Data Observability vs Data Quality Tools
Observability is broader than quality testing alone. It includes lineage, freshness monitoring, volume tracking, and incident response. Data quality tools like Great Expectations are one component of full observability.
Data Observability vs Monte Carlo
Monte Carlo is a managed observability platform. Understanding observability concepts lets you evaluate and use tools like Monte Carlo effectively, or build custom observability with open-source tools.
Related skills
Why this skill matters
Observability is the senior data engineer's superpower — the ability to ship pipelines that fail loudly, recover quickly, and earn the trust of every team that consumes the output. It's the line between "writes pipelines" and "owns the platform."

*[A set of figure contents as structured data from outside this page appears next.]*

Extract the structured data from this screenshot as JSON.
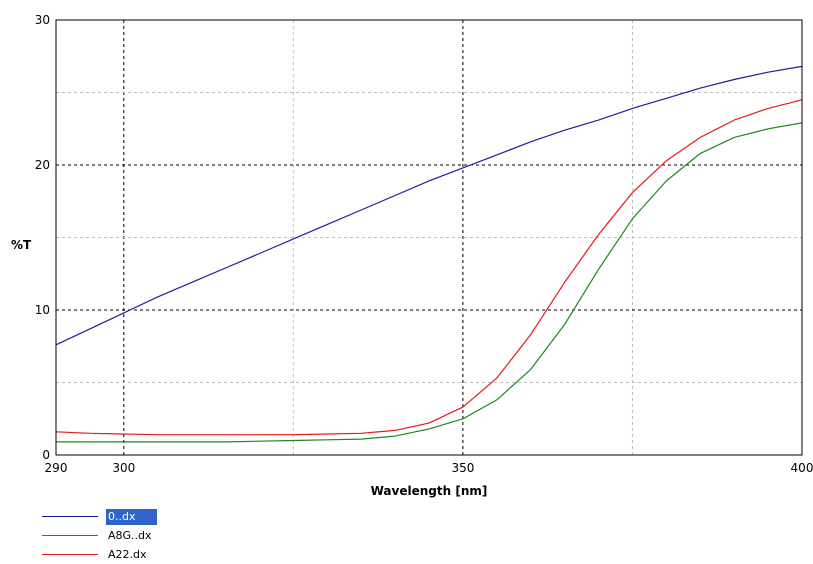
{
  "chart_data": {
    "type": "line",
    "xlabel": "Wavelength [nm]",
    "ylabel": "%T",
    "xlim": [
      290,
      400
    ],
    "ylim": [
      0,
      30
    ],
    "x_tick_labels": [
      "290",
      "300",
      "350",
      "400"
    ],
    "y_tick_labels": [
      "0",
      "10",
      "20",
      "30"
    ],
    "grid": true,
    "legend_position": "bottom-left",
    "series": [
      {
        "name": "0..dx",
        "color": "#1f1f9a",
        "x": [
          290,
          295,
          300,
          305,
          310,
          315,
          320,
          325,
          330,
          335,
          340,
          345,
          350,
          355,
          360,
          365,
          370,
          375,
          380,
          385,
          390,
          395,
          400
        ],
        "y": [
          7.6,
          8.7,
          9.8,
          10.9,
          11.9,
          12.9,
          13.9,
          14.9,
          15.9,
          16.9,
          17.9,
          18.9,
          19.8,
          20.7,
          21.6,
          22.4,
          23.1,
          23.9,
          24.6,
          25.3,
          25.9,
          26.4,
          26.8
        ]
      },
      {
        "name": "A8G..dx",
        "color": "#1a8a1a",
        "x": [
          290,
          295,
          300,
          305,
          310,
          315,
          320,
          325,
          330,
          335,
          340,
          345,
          350,
          355,
          360,
          365,
          370,
          375,
          380,
          385,
          390,
          395,
          400
        ],
        "y": [
          0.9,
          0.9,
          0.9,
          0.9,
          0.9,
          0.9,
          0.95,
          1.0,
          1.05,
          1.1,
          1.3,
          1.8,
          2.5,
          3.8,
          5.9,
          9.0,
          12.8,
          16.3,
          18.9,
          20.8,
          21.9,
          22.5,
          22.9
        ]
      },
      {
        "name": "A22.dx",
        "color": "#e41a1a",
        "x": [
          290,
          295,
          300,
          305,
          310,
          315,
          320,
          325,
          330,
          335,
          340,
          345,
          350,
          355,
          360,
          365,
          370,
          375,
          380,
          385,
          390,
          395,
          400
        ],
        "y": [
          1.6,
          1.5,
          1.45,
          1.4,
          1.4,
          1.4,
          1.4,
          1.4,
          1.45,
          1.5,
          1.7,
          2.2,
          3.3,
          5.3,
          8.3,
          11.9,
          15.2,
          18.1,
          20.3,
          21.9,
          23.1,
          23.9,
          24.5
        ]
      }
    ]
  }
}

Common questions about Data Observability
What is data observability?
Data observability monitors the health of data pipelines and datasets. It tracks data quality, freshness, volume, schema, and lineage to catch issues before they impact downstream consumers.
Why is data observability important?
Without observability, data issues are discovered by stakeholders seeing wrong dashboards. Observability catches problems at the pipeline level, reducing incident response time and maintaining data trust.
How long does it take to implement data observability?
Basic quality tests take 1-2 weeks. A full observability platform with lineage, alerting, and SLAs typically takes 2-3 months to implement and tune for your specific pipelines.
What tools are used for data observability?
Common tools include dbt tests, Great Expectations, Monte Carlo, Datafold, and custom solutions. Most teams combine dbt tests for quality with a platform for lineage and anomaly detection.
Do data engineers need observability skills?
Yes. Observability is expected for production data engineering roles. Companies want engineers who can build and maintain reliable pipelines, not just ones that run.
Data observability vs data governance — what's the difference?
Observability monitors what's happening to your data right now (freshness, quality, schema, lineage). Governance defines who owns it and what the rules are (access, contracts, compliance). Most production teams need both — observability is the runtime signal, governance is the policy layer.
What's a good first project for learning data observability?
Start with a dbt test suite on a single critical model — schema tests + a few data tests gating CI. Layer in a Great Expectations checkpoint for a Python ingestion job, then add a freshness SLA. Once that's solid, evaluate whether you need a managed platform like Monte Carlo.